On peut se questionner sur la conception de la démocratie du général et celle de Bolsonaro : tous les deux revendiquent la dictature militaire (1964-1985) et avaient menacé d’ignorer les résultats des scrutins si ceux-ci avaient donné victorieux le successeur de Lula, Fernando Haddad, du Parti des travailleurs (PT).

Et ce n’est pas tout, le général Mourão a soutenu un possible coup d’État dans un discours abject contre les politiques tenues face aux Francs-Maçons fin 2017. Discours similaire à celui qu’il prononça pendant le mandat de Dilma Rousseff qui, en guise de sanction, le destitua du poste qu’il occupait à la tête des troupes basées au sud du pays.

Alors que Bolsonaro indiquait quelle serait sa place sur la scène internationale, Mourão préconisait de mettre fin à «l’antiaméricanisme puéril» qu’il attribue à la politique extérieure «idéologique» menée par les gouvernements du PT. On observe dans le «bolsonarisme» un préjugé particulier à l’égard des dirigeants du Palacio Itamarty (chancellerie) comme s’il y prédominait un engouement diffus pour les partis de gauche. Nous ne pouvons rejeter le fait que le futur chancelier soit quelqu’un qui, même diplomate, défende des positions semblables à celles des forces armées.

Dans ce nouveau modèle «bolsonarien», on peut inclure l’éloignement avec Pékin, principal partenaire commercial du Brésil, mais aussi investisseur dans des secteurs stratégiques. Face à ce probable retournement de situation, le quotidien China Daily, porte-parole officiel de la chancellerie de ce pays, a publié un éditorial sévère sur le futur chef d’État brésilien. Le ton de l’article était à l’opposé des félicitations envoyées par les autorités taïwanaises au vainqueur des élections du 18 octobre, qui a visité ce pays d’Asie au début de l’année, comme l’a annoncé l’agence Reuters.

Steve Bannon propose aussi de cesser les relations avec le géant asiatique grâce à une nouvelle conception d’alliances sud-américaines ayant comme base l’association Trump-Bolsonaro. «L’Amérique du sud vit une tragédie […], avec le Venezuela en pleine implosion et l’Argentine qui sera gouvernée par le FMI pendant les 3 à 5 prochaines années» pronostique-t-il.

Tout comme Bolsonaro, Bannon méprise la presse et «la classe politique éternelle et corrompue», qu’il  propose d’enterrer définitivement par un «Mouvement» de droite global dont la première grande rencontre aura lieu au début de l’année en Europe. Bannon a cité comme référents principaux de ce mouvement son ancien patron Trump, le ministre de l’Intérieur italien et leader de la Ligue Matteo Salvini, et le «nationaliste» Bolsonaro avec sa proposition d’implantation d’un modèle de «capitalisme éclairé».

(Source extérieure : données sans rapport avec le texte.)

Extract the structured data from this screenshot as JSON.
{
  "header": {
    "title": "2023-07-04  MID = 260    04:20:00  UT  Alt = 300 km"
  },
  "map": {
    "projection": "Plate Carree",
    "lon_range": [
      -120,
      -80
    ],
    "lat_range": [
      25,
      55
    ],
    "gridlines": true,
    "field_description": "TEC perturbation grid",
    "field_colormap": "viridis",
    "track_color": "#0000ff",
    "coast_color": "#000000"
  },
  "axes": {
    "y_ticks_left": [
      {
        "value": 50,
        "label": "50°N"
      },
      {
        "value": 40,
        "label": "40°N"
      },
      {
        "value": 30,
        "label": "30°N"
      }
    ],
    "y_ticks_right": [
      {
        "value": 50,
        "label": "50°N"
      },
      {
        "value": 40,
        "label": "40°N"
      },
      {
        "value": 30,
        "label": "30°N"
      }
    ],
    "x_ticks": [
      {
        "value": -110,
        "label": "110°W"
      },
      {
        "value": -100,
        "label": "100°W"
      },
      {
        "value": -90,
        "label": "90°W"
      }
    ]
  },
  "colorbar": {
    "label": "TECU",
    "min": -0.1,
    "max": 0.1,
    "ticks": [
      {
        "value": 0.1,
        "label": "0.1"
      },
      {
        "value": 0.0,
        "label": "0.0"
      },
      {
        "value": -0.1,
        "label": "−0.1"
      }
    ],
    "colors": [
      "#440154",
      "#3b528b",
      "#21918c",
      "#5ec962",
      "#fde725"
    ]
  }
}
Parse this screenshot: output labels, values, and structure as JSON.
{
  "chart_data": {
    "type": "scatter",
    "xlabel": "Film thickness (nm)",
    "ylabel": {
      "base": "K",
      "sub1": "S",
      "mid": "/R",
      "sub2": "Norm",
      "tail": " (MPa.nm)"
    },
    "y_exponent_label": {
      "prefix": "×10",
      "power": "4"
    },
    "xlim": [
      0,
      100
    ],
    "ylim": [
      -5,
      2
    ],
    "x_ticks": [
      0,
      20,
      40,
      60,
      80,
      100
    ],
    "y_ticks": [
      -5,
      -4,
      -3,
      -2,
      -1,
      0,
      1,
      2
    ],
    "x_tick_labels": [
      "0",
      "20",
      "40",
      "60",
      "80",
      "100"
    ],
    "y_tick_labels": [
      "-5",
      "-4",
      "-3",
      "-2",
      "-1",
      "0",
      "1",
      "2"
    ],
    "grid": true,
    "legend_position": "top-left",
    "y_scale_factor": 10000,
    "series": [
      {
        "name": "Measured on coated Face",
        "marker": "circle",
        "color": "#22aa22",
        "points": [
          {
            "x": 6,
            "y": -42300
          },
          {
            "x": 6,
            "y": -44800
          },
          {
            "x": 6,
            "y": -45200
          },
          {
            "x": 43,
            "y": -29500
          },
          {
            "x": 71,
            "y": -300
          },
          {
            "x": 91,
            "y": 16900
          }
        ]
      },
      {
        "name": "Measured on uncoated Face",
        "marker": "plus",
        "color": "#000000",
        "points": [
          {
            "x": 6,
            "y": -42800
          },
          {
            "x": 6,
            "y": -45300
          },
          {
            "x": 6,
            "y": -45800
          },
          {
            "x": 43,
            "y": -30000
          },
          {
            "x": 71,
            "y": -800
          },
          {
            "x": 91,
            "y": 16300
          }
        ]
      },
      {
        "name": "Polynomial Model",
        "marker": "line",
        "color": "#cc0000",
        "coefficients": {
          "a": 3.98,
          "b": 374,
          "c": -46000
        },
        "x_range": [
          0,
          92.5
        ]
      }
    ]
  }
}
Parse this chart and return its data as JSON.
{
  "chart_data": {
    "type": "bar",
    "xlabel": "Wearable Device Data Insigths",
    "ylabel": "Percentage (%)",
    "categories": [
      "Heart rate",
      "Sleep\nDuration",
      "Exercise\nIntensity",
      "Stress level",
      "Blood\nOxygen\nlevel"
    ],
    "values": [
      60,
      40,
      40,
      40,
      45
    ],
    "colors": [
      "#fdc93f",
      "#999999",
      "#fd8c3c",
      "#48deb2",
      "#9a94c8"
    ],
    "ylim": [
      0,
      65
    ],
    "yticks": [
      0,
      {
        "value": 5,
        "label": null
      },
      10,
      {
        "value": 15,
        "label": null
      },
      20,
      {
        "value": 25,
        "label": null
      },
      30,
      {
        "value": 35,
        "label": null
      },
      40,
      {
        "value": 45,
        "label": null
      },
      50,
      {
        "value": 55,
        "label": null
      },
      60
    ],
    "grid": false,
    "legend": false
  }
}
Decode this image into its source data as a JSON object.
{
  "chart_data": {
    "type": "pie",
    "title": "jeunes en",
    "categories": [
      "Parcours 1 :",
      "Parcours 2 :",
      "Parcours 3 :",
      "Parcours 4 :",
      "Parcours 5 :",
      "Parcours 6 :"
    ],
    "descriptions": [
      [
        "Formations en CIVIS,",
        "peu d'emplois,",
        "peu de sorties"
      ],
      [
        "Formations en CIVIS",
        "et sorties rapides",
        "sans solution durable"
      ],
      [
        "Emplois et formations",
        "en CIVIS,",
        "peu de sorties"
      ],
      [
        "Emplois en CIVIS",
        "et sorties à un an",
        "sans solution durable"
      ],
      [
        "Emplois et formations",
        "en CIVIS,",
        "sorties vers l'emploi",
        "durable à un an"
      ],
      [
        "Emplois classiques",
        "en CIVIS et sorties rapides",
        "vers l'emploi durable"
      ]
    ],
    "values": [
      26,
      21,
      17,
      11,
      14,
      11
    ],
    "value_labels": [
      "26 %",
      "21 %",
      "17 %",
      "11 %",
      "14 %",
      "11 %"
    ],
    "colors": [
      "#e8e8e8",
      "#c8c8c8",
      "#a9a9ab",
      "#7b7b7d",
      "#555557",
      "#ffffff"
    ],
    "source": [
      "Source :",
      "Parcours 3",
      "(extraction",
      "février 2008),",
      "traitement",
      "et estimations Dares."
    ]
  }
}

Dans deux longues interviews à des médias portugais, l’idéologue a nié travailler pour le futur gouvernant. Nombreux sont ceux qui doutent de cette affirmation pour plusieurs raisons, l’une d’elle est la ressemblance existante entre ses postulats et les grandes lignes du bolsonarisme. Bannon a admis avoir reçu il y a trois mois à New York le fils du futur président, le député réélu Eduardo Bolsonaro, pour sceller une relation qui a visiblement porté ses fruits.

Selon quelques médias locaux, c’est grâce à l’influence de cet idéologue de l’autoproclamée «droite alternative» que le clan Bolsonaro a commencé à construire depuis au moins 2017 un rapprochement avec Trump et d’influents groupes aux États-Unis. L’ex-capitaine et son fils se sont aussi fait une place en Floride où ils peuvent compter sur le soutien du sénateur républicain d’ascendance cubaine Marco Antonio Rubio. Ces relations expliquent probablement les raisons pour lesquelles le futur dirigeant a menacé de rompre les liens avec Cuba et d’en finir avec le programme «Mais médicos» (plus de médecins), auquel collaborent des milliers de médecins venus de l’île.